The modeling of jet energy and angular distributions of QCD processes in multi-jet events at 13 TeV was compared for three state-of-the-art MC generation strategies. In particular the kinematics of the 3rd jet, mostly affected by NLO and \(4^{th}\) jet, mostly affected by NNLO calculations, was studied. The differences between the three models under study were found to be small. The average number of jets per event (\(\mathinner {\langle {N^{Jet}}\rangle }\)) exhibits a drop from approximately 4.5 jets for events with \(H_T\) about 0.4 \(E_{beam}\) to roughly 3.7 jets for events with \(H_T\)  close to \(1.5~E_{beam}\). Part of this drop is explained by the increase of the relative cross section of \(qq \rightarrow qq\) processes from \(\approx \) 25% of the total cross section at \(H_T\) = 2.5 TeV to 80% at 7 TeV at the expense of a drop of the relative cross section of \(qg \rightarrow qg\) from 50% to 20% and the vanishing of the \(gg \rightarrow gg\) process.

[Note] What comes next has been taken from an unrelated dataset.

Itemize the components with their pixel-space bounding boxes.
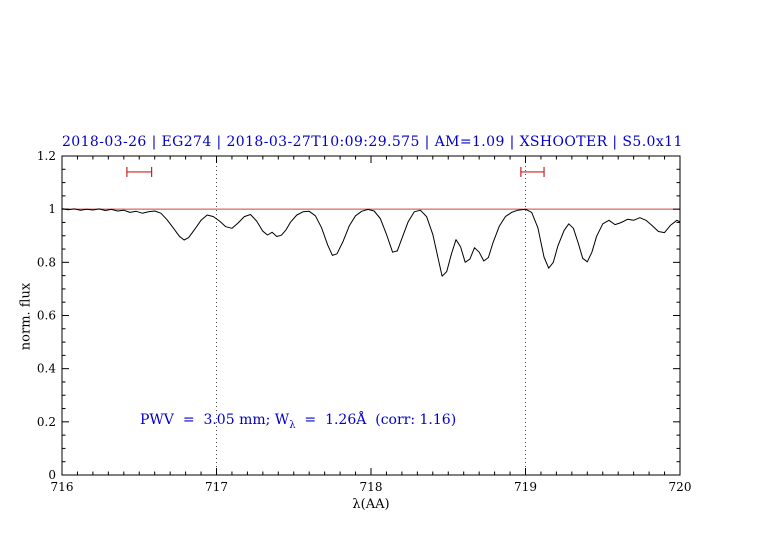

The comparison between the different generator predictions of the 3rd jet \(\text {p}_\text {T}\) in 3 jet events reveals small differences. Pythia’s 3rd jet tends to be a bit more energetic than Powheg and Madgraph. the angle that separates this jet from the transverse thrust direction tends to be slightly smaller in Pythia and larger in Madgraph. No significant difference is noticed while studying the properties of the fourth jet.

A data-driven procedure for estimating the QCD background for multijet final states, i.e. the Two Hemisphere Method (THm) has been proposed. The basic conjecture of this procedure, namely, the independence of the jet multiplicity in one hemisphere on that in the other, has been tested with the three generators and found to be correct within 25–50%. A figure of merit estimating the overall systematic uncertainty by including all jet multiplicities for each generator gives a comparable number, approximately 25% (Fig. 7). We consider these results as encouraging. The attainable sensitivity of a THm analysis is comparable to that of the conventional methods. Since the sources of the uncertainties in this new approach are very different from the current methods the procedures compliment one another.